Wat is interferon bèta-1a?
Zorgverleners schrijven vaak interferon beta-1a voor, een aminozuurglycoproteïne, voor de behandeling van multiple sclerose (MS). Naast het hebben van ontstekingsremmende eigenschappen, werkt de stof meestal door de immuunfunctie te reguleren door communicatie met andere cellen. Onderzoekers geloven dat interferon beta-1a de effecten van de ziekte vermindert, of het nu wordt voorgeschreven voor nieuw gediagnosticeerde patiënten of voor mensen met een progressieve of recidiverende vorm van MS. MS-patiënten injecteren het medicijn om de andere dag of intramusculair eenmaal per week.

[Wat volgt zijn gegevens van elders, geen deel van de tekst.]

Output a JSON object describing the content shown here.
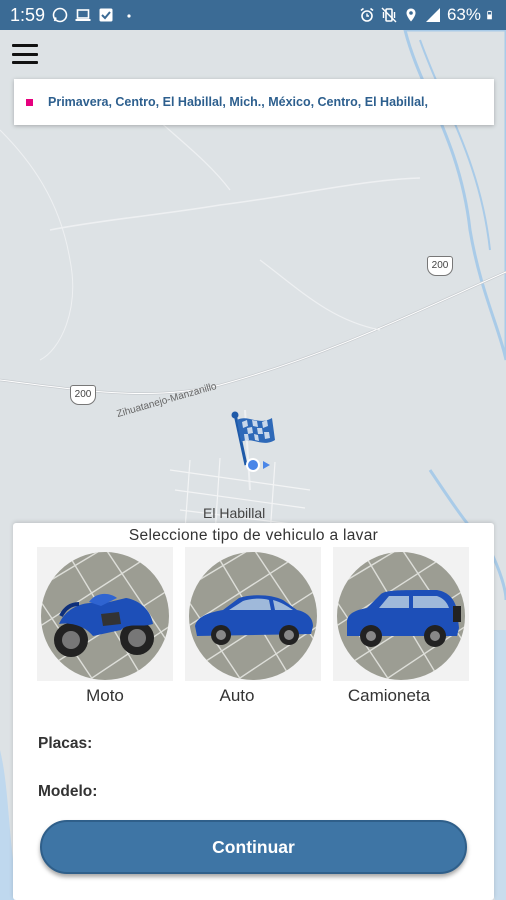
{
  "status_bar": {
    "time": "1:59",
    "battery": "63%",
    "left_icons": [
      "whatsapp-icon",
      "laptop-icon",
      "checkbox-icon",
      "dot-icon"
    ],
    "right_icons": [
      "alarm-icon",
      "vibrate-icon",
      "location-icon",
      "signal-icon"
    ]
  },
  "header": {
    "menu_icon": "hamburger-menu-icon",
    "address": "Primavera, Centro, El Habillal, Mich., México, Centro, El Habillal,"
  },
  "map": {
    "town_label": "El Habillal",
    "road_label": "Zihuatanejo-Manzanillo",
    "highway_shields": [
      "200",
      "200"
    ],
    "marker": "checkered-flag-icon"
  },
  "panel": {
    "title": "Seleccione tipo de vehiculo a lavar",
    "vehicles": [
      {
        "label": "Moto",
        "icon": "motorcycle-icon"
      },
      {
        "label": "Auto",
        "icon": "car-icon"
      },
      {
        "label": "Camioneta",
        "icon": "suv-icon"
      }
    ],
    "fields": {
      "plates_label": "Placas:",
      "plates_value": "",
      "model_label": "Modelo:",
      "model_value": ""
    },
    "continue_label": "Continuar"
  },
  "colors": {
    "status_bar": "#3b6b95",
    "accent": "#3e75a5",
    "address_text": "#2d5f8e",
    "address_dot": "#e6007e",
    "vehicle_blue": "#1d4fb8"
  }
}
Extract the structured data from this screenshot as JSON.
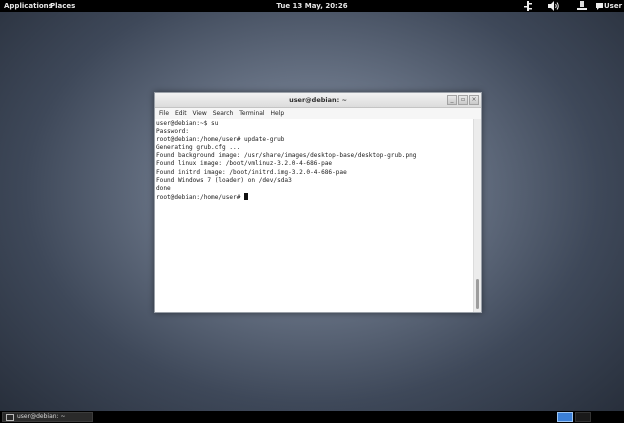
{
  "topbar": {
    "applications": "Applications",
    "places": "Places",
    "clock": "Tue 13 May, 20:26",
    "user": "User",
    "icons": [
      "network-icon",
      "volume-icon",
      "display-icon",
      "chat-icon"
    ]
  },
  "window": {
    "title": "user@debian: ~",
    "buttons": {
      "minimize": "_",
      "maximize": "▫",
      "close": "×"
    },
    "menu": [
      "File",
      "Edit",
      "View",
      "Search",
      "Terminal",
      "Help"
    ],
    "terminal_lines": [
      "user@debian:~$ su",
      "Password:",
      "root@debian:/home/user# update-grub",
      "Generating grub.cfg ...",
      "Found background image: /usr/share/images/desktop-base/desktop-grub.png",
      "Found linux image: /boot/vmlinuz-3.2.0-4-686-pae",
      "Found initrd image: /boot/initrd.img-3.2.0-4-686-pae",
      "Found Windows 7 (loader) on /dev/sda3",
      "done",
      "root@debian:/home/user# "
    ]
  },
  "taskbar": {
    "task_label": "user@debian: ~",
    "accent": "#3b7fd6"
  }
}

Interferonen behoren tot een groep chemicaliën die van nature in het lichaam worden geproduceerd door de witte bloedcellen die macrofagen worden genoemd. Een andere taak die deze cellen doorgaans uitvoeren, is het verslinden van binnendringende organismen. Individuele interferonen hebben verschillende mogelijkheden. Interferon beta-1a werkt in het algemeen als een lichaamscelsignaler omdat, wanneer de stof zich hecht aan specifieke receptorsites op het celoppervlak, speciale genetische codering plaatsvindt in de cel. Naast immunoregulatie interfereert de stof met virusreplicatie.
Onderzoekers ontdekten dat onder bepaalde omstandigheden verhoogde niveaus van interferonen in het bloed het lichaam helpen om ziekten te bestrijden, zoals het geval lijkt te zijn bij MS-patiënten. Fabrikanten produceren meestal interferon bèta-1a in massa door de menselijke substantie in de eierstokken van Chinese hamsters te injecteren. Het chemische bijproduct heeft de exacte aminozuurketen als die van de oorspronkelijke menselijke substantie. Omdat interferon bèta-1a zich hecht aan zenuwcellen van MS-patiënten, is het aantal laesies dat gewoonlijk wordt geassocieerd met de ziekte aanzienlijk verminderd.
Zenuwcellen hebben normaal een beschermende buitenste laag die bekend staat als de myelineschede. Bij MS-patiënten verslechtert deze coating en wordt deze vervangen door littekenweefsel. Als gevolg van de isolatiecorruptie worden signalen langs en tussen zenuwcellen verstoord door een breed scala aan symptomen. Beeldvormende scans van het lichaam geven deze gebieden van littekenweefsel weer als laesies die in de hersenen, de wervelkolom en het perifere zenuwweefsel kunnen voorkomen. Naast het produceren van littekens langs de lichamen van zenuwcellen, raken deze gebieden ontstoken en oefenen ze druk uit op gevoelig zenuwweefsel, wat resulteert in pijn en verdere signaalinterferentie. Interferon beta-1a hecht zich aan zenuwcellen en lijkt de progressie van de ziekte te vertragen bij meer dan een derde van de patiënten die de medicatie consequent injecteren.
De meest voorkomende bijwerkingen die worden opgemerkt door patiënten die interferon beta-1a gebruiken, zijn griepachtige symptomen, die binnen enkele dagen kunnen verdwijnen. Het medicijn heeft het potentieel om depressie en zelfmoordgedachten te verergeren of te veroorzaken. Patiënten met een diagnose van angina, congestief hartfalen of abnormale hartritmes kunnen een verergering van de symptomen ervaren tijdens het gebruik van interferon beta-1a.